The given data can be listed below

• The cylinder with length is,$L=15.0\text{m}$.
• The energy stores are,$U=3.20x{10}^{-9}\text{J.}$
• The potential difference of the capacitor is,$V_{ab}=4.00\text{V.}$

Now, we know that the potential energy stored in a charged capacitor is equal to the amount of work done to charge itself.

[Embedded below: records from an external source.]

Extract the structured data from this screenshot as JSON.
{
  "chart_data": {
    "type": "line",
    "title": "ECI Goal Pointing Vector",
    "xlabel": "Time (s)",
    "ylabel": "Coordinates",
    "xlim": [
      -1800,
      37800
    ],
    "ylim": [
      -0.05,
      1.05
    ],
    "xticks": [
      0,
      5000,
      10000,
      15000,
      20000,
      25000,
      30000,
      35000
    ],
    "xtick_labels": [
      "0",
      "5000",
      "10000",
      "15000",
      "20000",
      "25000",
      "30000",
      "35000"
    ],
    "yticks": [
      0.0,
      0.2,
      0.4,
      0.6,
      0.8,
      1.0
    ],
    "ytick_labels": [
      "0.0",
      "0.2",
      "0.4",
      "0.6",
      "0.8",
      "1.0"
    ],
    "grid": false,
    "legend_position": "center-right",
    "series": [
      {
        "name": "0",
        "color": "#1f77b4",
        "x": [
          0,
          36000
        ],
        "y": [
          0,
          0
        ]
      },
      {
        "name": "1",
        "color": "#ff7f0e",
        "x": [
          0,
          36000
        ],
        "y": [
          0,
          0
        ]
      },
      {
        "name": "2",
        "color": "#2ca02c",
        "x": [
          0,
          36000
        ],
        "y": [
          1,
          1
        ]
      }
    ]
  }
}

Now to separate opposite charges and place them on different conductorsis given by the following equation:

$$\begin{gathered} \mathbf{U}\mathbf{=}\frac{\mathbf{1}}{\mathbf{2}}{\mathbf{QV}}_{\mathbf{ab}} \\ \mathbf{Q}\mathbf{=}\frac{\mathbf{2}\mathbf{U}}{{\mathbf{V}}_{\mathbf{ab}}} \end{gathered}$$

Now from the above equation we can calculated the charge on the plate

$Q=\frac{2U}{V_{ab}}$

Substitute the $3.2\times {10}^{-9}\text{J}$for U, and 4 V for V_ab in the above equation.

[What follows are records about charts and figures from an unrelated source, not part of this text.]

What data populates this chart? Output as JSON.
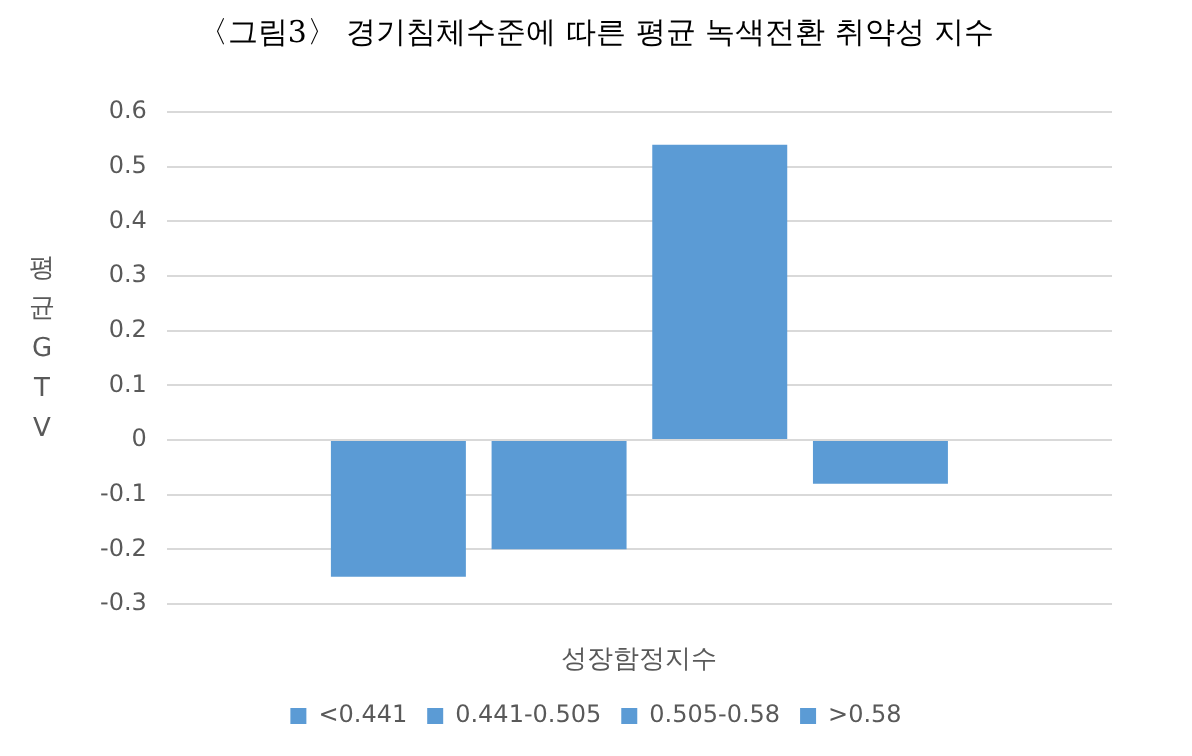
{
  "chart_data": {
    "type": "bar",
    "title": "〈그림3〉 경기침체수준에 따른 평균 녹색전환 취약성 지수",
    "xlabel": "성장함정지수",
    "ylabel": "평균GTV",
    "categories": [
      null
    ],
    "series": [
      {
        "name": "<0.441",
        "color": "#5b9bd5",
        "values": [
          -0.25
        ]
      },
      {
        "name": "0.441-0.505",
        "color": "#5b9bd5",
        "values": [
          -0.2
        ]
      },
      {
        "name": "0.505-0.58",
        "color": "#5b9bd5",
        "values": [
          0.54
        ]
      },
      {
        "name": ">0.58",
        "color": "#5b9bd5",
        "values": [
          -0.08
        ]
      }
    ],
    "ylim": [
      -0.3,
      0.6
    ],
    "yticks": [
      -0.3,
      -0.2,
      -0.1,
      0,
      0.1,
      0.2,
      0.3,
      0.4,
      0.5,
      0.6
    ],
    "grid": "y",
    "legend": "bottom"
  }
}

$$\begin{gathered} =\frac{2(3.20\times {10}^{-9}\text{J})}{4.00\text{V}} \\ =1.60\times {10}^{-9}\text{C} \\ =1.60\text{nC} \end{gathered}$$

Now the charge is same for both conductors but is in opposite sign.

Now to find the ratio between the radii of the conductors we will first find the relation between the capacitance and the radii of the conductors:

$C=\frac{Q}{V}$

Substitute the 1.6 nC for Q and 4 V for V in the above equation.

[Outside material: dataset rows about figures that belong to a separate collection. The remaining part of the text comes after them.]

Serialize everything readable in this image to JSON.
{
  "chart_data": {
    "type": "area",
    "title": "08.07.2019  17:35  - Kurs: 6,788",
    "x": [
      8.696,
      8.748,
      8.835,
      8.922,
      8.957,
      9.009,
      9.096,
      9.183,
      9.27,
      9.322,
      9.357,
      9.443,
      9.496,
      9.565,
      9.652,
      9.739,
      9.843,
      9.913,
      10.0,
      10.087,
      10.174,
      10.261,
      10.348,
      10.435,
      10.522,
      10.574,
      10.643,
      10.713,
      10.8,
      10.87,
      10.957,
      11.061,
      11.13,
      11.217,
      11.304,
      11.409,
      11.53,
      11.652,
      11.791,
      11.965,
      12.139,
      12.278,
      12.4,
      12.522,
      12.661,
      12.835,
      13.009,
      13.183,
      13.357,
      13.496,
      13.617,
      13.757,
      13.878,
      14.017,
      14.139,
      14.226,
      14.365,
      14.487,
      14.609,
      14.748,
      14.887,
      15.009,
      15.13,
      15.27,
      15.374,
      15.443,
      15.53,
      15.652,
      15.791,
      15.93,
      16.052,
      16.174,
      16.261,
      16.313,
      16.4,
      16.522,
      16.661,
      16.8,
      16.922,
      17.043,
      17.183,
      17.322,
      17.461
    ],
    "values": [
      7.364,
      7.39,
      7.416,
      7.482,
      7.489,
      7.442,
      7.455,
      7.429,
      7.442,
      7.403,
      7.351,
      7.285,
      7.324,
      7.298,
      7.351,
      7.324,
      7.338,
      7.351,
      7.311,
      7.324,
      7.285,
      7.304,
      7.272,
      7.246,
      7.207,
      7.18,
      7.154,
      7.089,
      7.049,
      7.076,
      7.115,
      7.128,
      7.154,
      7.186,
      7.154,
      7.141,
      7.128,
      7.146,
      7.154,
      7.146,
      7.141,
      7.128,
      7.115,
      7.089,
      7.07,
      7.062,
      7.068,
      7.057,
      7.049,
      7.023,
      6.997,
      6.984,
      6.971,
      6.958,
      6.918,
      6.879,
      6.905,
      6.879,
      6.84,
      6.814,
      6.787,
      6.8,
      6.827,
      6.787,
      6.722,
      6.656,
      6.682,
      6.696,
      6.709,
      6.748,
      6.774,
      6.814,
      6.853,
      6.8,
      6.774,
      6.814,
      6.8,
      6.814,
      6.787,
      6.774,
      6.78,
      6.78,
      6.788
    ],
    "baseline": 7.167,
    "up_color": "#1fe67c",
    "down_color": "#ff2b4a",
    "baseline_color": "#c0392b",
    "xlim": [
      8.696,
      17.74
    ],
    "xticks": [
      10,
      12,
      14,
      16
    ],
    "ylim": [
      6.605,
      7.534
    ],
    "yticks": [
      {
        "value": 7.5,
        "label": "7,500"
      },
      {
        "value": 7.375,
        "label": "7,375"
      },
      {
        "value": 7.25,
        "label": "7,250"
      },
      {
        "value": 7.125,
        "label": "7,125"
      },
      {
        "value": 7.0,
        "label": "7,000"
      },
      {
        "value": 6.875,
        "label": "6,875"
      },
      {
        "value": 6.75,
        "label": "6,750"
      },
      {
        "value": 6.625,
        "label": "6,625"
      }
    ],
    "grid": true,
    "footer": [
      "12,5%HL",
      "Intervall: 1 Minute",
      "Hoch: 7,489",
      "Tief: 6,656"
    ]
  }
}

$$\begin{gathered} \frac{1.60\times {10}^{-9}\text{C}}{4.00\text{V}} \\ =0.4\times {10}^{-9}\text{F} \end{gathered}$$

Now, the capacitance is related to the radii of the conductors by:

$$\begin{gathered} \frac{C}{L}=\frac{2\pi {\epsilon }_{\circ }}{\ln \left(\frac{r_b}{r_a}\right)} \\ \ln \left(\frac{r_b}{r_a}\right)=\left(\frac{2\pi {\epsilon }_{\circ }}{\frac{c}{L}}\right) \\ \frac{r_b}{r_a}=e^{\left(\frac{2\pi {\epsilon }_{\circ }}{C/L}\right)} \end{gathered}$$

Substitute$0.4\times {10}^{-9}\text{F}$ the for C, 15 m for L in the above equation.

$$\begin{gathered} e^{\left(\frac{2\pi 8.854\times {10}^{-12}\text{F/m}}{0.4\times {10}^{-9}\text{F}/15\text{m}}\right)} \\ =8.05 \end{gathered}$$

Therefore, the radius of the outer conductor is$r_b=8.05r_a.$